Afirmativa I — ❌ Incorreta
A expedição de Gaspar de Lemos (1500) não registra visita a Sergipe na primeira década do século. Além disso, os primeiros contatos pacíficos e o escambo de pau-brasil foram realizados por franceses, não ingleses. Produtos como cana-de-açúcar e algodão só seriam cultivados mais tarde, não fazendo parte do comércio inicial.
Afirmativa II — ❌ Incorreta
No sistema de capitanias hereditárias (1534), o território do atual Sergipe integrava a Capitania da Bahia, cujo donatário era Francisco Pereira Coutinho. Não houve uma capitania separada para Sergipe naquele momento, e portanto não há registro de venda dessas terras ao donatário da Bahia (seria uma venda para si mesmo).
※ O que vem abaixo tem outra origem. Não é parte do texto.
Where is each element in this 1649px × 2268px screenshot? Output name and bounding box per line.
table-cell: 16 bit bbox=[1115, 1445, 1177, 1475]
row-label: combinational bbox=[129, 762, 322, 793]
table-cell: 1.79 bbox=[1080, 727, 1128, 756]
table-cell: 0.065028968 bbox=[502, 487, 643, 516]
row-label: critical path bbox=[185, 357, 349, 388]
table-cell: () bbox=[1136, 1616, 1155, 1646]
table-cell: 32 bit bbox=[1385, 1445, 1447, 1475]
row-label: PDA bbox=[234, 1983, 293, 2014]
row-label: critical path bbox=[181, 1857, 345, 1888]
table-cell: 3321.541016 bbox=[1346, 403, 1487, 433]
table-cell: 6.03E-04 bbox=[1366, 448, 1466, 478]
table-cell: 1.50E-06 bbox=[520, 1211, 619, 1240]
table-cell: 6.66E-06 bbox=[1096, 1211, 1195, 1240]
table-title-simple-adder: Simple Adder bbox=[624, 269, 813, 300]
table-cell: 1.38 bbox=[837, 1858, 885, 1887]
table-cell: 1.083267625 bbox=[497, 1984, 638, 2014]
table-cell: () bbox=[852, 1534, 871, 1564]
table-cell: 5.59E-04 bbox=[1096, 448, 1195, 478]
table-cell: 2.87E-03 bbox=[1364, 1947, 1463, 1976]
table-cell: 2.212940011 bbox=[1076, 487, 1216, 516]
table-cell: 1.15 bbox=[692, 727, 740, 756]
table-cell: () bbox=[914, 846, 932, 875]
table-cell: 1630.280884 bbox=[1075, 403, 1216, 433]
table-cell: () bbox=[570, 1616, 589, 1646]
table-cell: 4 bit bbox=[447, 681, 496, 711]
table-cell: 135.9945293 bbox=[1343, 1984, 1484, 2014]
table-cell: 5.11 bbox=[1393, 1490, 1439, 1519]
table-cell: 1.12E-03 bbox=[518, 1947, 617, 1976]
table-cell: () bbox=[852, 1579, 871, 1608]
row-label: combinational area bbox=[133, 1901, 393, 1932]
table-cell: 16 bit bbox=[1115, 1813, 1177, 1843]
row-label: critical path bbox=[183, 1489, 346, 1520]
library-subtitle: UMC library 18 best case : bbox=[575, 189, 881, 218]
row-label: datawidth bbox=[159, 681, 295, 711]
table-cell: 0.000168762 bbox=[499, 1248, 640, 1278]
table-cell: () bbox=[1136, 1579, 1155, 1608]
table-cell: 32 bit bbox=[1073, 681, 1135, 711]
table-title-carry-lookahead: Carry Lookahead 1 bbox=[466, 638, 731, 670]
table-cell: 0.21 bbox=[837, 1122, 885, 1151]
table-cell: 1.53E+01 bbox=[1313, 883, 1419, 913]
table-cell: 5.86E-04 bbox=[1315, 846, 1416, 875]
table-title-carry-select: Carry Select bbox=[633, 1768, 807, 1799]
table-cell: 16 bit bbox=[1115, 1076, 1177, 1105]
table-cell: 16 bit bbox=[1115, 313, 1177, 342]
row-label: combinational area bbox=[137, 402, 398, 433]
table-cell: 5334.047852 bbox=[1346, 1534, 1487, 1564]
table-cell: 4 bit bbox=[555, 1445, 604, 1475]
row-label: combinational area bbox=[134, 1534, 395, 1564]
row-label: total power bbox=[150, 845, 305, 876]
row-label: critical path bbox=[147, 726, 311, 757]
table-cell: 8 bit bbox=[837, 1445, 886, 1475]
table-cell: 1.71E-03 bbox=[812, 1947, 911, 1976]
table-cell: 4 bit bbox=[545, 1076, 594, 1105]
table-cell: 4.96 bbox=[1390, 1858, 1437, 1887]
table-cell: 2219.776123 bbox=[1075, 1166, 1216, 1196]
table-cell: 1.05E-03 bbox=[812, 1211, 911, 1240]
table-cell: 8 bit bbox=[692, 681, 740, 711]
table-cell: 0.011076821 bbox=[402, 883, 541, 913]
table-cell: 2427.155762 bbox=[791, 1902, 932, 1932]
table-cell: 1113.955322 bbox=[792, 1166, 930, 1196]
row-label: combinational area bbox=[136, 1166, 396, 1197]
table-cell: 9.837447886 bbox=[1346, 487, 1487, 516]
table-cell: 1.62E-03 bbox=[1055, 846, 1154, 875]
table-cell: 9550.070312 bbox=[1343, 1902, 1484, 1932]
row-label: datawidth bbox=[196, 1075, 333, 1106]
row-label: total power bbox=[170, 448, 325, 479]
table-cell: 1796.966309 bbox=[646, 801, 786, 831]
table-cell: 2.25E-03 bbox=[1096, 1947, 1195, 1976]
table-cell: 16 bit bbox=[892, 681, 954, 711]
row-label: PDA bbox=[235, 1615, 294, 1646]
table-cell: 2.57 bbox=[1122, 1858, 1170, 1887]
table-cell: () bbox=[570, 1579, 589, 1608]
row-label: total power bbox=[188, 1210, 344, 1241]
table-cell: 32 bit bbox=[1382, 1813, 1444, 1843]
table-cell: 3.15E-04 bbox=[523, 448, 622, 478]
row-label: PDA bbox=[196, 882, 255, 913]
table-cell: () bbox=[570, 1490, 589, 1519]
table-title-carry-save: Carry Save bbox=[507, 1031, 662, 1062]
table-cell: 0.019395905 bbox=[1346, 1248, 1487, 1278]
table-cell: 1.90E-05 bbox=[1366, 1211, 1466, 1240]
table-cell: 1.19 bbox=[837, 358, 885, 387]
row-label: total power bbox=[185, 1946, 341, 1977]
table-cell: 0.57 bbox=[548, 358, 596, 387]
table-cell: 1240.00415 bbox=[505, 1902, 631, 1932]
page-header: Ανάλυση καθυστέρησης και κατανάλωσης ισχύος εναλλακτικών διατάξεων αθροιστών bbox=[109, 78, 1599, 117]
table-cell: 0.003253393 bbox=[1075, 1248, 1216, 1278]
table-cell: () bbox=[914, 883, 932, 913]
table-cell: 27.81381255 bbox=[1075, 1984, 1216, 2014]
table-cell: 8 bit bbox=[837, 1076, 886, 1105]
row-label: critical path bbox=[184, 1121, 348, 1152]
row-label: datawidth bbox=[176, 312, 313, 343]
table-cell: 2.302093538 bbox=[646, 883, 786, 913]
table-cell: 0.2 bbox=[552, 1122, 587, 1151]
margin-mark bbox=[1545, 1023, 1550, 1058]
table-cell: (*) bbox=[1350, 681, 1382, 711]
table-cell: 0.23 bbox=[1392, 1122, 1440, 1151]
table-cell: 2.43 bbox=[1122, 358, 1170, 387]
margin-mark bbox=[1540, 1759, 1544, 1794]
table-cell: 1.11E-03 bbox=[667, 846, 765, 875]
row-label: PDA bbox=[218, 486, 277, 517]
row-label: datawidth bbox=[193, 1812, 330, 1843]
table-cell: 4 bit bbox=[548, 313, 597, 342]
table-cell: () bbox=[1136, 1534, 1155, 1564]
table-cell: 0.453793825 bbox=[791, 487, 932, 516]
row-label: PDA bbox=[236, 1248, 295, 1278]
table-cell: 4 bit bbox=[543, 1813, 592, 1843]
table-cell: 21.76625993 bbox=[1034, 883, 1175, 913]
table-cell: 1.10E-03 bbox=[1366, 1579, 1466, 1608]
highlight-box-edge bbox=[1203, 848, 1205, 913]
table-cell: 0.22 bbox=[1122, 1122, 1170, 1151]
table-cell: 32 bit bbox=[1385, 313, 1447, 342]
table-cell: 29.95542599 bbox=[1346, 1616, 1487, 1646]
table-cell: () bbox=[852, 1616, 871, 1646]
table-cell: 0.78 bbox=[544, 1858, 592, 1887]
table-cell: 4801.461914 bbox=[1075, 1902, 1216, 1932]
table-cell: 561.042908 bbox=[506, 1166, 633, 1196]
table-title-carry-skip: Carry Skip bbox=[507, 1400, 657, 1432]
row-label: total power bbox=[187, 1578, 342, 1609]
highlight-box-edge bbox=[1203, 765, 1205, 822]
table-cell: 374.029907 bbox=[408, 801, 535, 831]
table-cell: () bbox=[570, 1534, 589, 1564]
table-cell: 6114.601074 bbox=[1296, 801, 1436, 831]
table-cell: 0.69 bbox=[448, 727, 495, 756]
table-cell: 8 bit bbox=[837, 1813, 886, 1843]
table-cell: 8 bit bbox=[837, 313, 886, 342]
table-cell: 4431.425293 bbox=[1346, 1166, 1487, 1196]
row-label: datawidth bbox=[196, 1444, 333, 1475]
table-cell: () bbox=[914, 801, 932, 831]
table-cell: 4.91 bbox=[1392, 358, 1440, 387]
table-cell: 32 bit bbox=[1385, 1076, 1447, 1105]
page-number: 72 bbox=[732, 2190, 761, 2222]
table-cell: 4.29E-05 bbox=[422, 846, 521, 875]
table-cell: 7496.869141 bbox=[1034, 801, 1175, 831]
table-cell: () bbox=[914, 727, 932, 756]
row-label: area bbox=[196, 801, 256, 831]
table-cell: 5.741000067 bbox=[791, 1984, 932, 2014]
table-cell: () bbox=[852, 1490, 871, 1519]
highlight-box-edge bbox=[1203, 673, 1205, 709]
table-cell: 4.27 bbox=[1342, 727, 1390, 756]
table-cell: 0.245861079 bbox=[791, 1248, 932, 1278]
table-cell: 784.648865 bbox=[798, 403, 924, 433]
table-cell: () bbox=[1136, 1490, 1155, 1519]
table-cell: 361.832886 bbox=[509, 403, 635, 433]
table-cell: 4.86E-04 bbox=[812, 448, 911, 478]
Afirmativa III — ✅ Correta
Durante a União Ibérica (1580–1640), Filipe II da Espanha ordenou a construção do arraial que deu origem à cidade de São Cristóvão (1590), que se tornou a sede da capitania subalterna de Sergipe Del Rey, subordinada à Bahia.
Afirmativa IV — ✅ Correta
Os rios (São Francisco, Real, Vaza-Barris, etc.) foram essenciais para a colonização do interior sergipano no século XVII, servindo como vias de navegação e como locais de fixação de vilas ribeirinhas.
Gabarito: letra C (apenas as afirmativas III e IV).